Although not applicable in Mr Collins case – through that finding of waiver – are we re-inventing the tolerated trespasser?

Giles Peaker is a solicitor and partner in the Housing and Public Law team at Anthony Gold Solicitors in South London. You can find him on Linkedin and on Bluesky. (No longer on Twitter). Known as NL round these parts.

4 Comments

  1. Andy Lane

    Not too surprising perhaps if Affinity had waived the right to insist upon a written notice but I don’t know the precise basis upon which that finding was made. He would be a trespasser if the notice to quit was not “struck down” but I suspect that Affinity could be estopped from treating him as anything other than an assured tenant: Daejan Properties Ltd-v-Mahoney [1996] 28 HLR 498 @ 506-7 per Lord Bingham.

    Reply
  2. Geoff Ingarfield

    It seems to me that Colin Cooper became the Assured Tenant on the death of his father. When there is an LSVT of stock from Council to Housing Association, the tenancies cease to be secure, because the the landlord has changed and the landlord condition under the 1985 Housing Act is no longer met.

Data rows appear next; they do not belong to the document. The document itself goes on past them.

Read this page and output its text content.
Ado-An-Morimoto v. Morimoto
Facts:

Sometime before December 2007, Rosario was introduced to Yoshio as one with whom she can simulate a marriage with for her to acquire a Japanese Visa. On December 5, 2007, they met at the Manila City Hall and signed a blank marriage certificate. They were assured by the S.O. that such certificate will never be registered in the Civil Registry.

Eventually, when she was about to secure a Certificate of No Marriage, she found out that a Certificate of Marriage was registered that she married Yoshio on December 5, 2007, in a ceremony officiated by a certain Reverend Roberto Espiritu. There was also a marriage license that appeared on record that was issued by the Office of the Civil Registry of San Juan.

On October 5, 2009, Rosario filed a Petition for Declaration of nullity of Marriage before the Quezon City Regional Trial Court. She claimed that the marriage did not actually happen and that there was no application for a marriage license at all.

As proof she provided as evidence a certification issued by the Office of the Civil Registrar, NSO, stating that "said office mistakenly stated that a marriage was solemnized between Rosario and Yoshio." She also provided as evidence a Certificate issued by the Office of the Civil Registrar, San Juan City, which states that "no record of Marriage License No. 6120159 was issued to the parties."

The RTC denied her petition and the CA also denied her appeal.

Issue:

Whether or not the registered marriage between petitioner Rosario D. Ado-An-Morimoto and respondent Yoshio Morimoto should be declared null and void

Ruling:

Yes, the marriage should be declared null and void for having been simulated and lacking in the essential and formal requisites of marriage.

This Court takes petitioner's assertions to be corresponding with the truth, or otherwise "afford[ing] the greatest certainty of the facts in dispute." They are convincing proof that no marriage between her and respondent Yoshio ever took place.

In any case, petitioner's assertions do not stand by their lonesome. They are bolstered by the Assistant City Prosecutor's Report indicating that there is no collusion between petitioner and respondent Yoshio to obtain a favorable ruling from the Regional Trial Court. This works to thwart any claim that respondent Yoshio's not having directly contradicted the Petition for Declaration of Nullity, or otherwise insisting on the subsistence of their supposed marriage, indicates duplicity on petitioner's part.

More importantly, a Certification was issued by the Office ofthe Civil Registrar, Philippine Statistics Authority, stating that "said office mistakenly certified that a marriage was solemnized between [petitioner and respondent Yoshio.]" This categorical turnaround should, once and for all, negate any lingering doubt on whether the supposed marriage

    The tenancies are Assured, meaning that the statutory right of succession is limited to spouse only. Everything then depends on what has been included in the new Assured Tenancy agreement. Affinity included contractual right of succession to any family member, subject to residential qualification, which criteria Colin Copper seems to have met. Their clause requiring Colin Cooper to ‘apply’ for succession seems to me meaningless, and open to legal challenge, as the contractual right here is Mr Cooper Senior’s right to pass the tenancy to a family member.

    There’s either a Succession right, or there is not. It seems at least to me that there is a clear Succession right here, and the tenancy passsed to Colin Cooper on his father’s death. Eviction would certainly be disproportionate, but surely there is no need for reference to Article 8 here?

    Reply
  3. Richard Paris

    I think the son Colin Cooper has succeeded to the assured tenancy of his father. I also think that Affinity Sutton (in common with many other LSVT associations) are increasingly trying to renegade on the promises made in ‘offer documents’ to former council tenants and to the generous additional contractual succession rights. Why might this be so?

    I further find it worrying that a registered provider would behave in such a reprehensible manner considering Colin Cooper’s obvious vulnerability and age and length of residence in his father’s home which it seems they were well aware of! The question is what (if anything) a ‘light touch’ regulator – the HCA – will do? Being made homeless with his apparent vulnerability surely constitutes ‘serious detriment’ or will Affinity Sutton’s tenant scrutiny panel ask questions?

    Reply
    • NL

      Richard,

      I’m afraid that whether you think Mr Copper succeeded is not really determinative. That was up to the Court.

      It was a contractual term, not a statutory provision, so no succession by operation of law. The issue was whether the contractual term had been complied with or, if not, whether that failure was sufficient to make it proportionate for Affinity to evict. In these circumstances, the answer was no. It was because, at least in part, Affinity had behaved badly in not asking Mr Cooper to make a written request when they knew he wished to succeed under the tenancy agreement, then seeking to rely on the lack of written request.

      Whether there is a general move to try to avoid the effects of contractual succession terms by Housing Associations holding stock transfers, I couldn’t say. I don’t know if there is evidence that this is so. If you have proper evidence, do let us know.